Posted on Paz 10 Haziran 2018 in new • 2 min read

I began implementing Ottoman translator using Finite State Transducers via OpenFST. Instead of using ad hoc algorithms to translate Ottoman and Turkish into each other, I'll be creating FSTs.

In the past I have used FOMA and TRmorph, as a building block and basis for Ottoman conversion. However I saw that writing something on top of a morphological analyzer to convert Ottoman to Turkish requires almost another morphological analyzer. (This is also true for Turkish to Ottoman conversion as well, because spelling rules of Ottoman requires another layer of FSTs.)

After that initial failure, I have decided to write an adhoc algorithm that uses surface level representations of Turkish and Ottoman. The result runs in dervaze for two years now.

But as it can be observed, it's slow. I was working to replace it with a C library that will also be used in mobile applications. I have completed dictionary part that's used to search for words. In this version of the library, I was using trie structures.

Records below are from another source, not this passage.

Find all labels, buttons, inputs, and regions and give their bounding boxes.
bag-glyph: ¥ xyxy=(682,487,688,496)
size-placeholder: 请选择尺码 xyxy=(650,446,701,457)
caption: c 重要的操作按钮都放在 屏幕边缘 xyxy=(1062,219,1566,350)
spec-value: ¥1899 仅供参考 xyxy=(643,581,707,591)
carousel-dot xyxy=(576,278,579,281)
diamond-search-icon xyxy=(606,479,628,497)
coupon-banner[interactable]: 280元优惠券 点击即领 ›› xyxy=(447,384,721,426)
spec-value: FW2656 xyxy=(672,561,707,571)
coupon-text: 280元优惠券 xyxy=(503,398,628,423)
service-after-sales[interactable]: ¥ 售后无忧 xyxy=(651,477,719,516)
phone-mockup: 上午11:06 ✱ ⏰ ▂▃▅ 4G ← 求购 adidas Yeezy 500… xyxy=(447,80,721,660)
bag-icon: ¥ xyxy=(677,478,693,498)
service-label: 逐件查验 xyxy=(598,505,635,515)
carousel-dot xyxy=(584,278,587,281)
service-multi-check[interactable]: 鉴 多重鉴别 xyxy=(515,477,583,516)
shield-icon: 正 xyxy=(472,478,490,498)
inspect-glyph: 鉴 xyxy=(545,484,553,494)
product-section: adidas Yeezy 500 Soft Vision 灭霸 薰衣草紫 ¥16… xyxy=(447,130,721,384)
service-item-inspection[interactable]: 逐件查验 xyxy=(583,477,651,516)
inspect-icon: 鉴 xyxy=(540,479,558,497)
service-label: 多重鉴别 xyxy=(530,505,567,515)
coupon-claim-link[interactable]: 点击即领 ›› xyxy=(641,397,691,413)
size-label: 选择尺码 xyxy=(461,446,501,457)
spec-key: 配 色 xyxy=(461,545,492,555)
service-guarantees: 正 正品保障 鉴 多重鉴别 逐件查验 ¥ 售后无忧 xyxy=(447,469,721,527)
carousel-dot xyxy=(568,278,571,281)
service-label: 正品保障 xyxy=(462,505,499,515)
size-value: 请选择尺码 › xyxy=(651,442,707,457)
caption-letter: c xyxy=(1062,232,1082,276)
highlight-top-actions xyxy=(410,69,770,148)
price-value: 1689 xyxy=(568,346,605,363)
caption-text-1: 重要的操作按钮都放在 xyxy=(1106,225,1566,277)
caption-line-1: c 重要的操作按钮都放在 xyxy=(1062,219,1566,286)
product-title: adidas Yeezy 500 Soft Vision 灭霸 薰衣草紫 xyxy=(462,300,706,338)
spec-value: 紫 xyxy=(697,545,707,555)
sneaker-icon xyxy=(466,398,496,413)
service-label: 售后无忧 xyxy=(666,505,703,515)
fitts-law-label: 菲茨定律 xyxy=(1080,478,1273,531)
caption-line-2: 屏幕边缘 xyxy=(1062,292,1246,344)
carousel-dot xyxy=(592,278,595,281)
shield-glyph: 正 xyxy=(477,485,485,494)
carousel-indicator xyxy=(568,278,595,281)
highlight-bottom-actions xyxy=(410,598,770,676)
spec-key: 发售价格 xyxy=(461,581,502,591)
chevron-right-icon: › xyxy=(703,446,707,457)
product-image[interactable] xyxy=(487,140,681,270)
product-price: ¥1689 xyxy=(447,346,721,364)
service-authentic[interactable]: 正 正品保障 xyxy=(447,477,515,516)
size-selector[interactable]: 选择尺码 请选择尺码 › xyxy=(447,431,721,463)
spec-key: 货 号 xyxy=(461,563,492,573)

I have decided, however, that using FSTs to translate may be more robust and formal in the long run. When you use tries, it's almost using half of FSTs without much thought on state. As I'm developing this solo and my main concern is expandability, converting ad hoc rules to states seemed easier than writing a C library.

I will be writing on this experience in the coming days.

I've learned that there is specialized Common Lisp implementation for mobile devices, mocl.

It should also be possible to write C-compatible shared libraries in CL, and use them in iOS and Android. Although I began to prefer writing libraries in plain C (instead of any other language), I may switch to CL if there is enough motivation.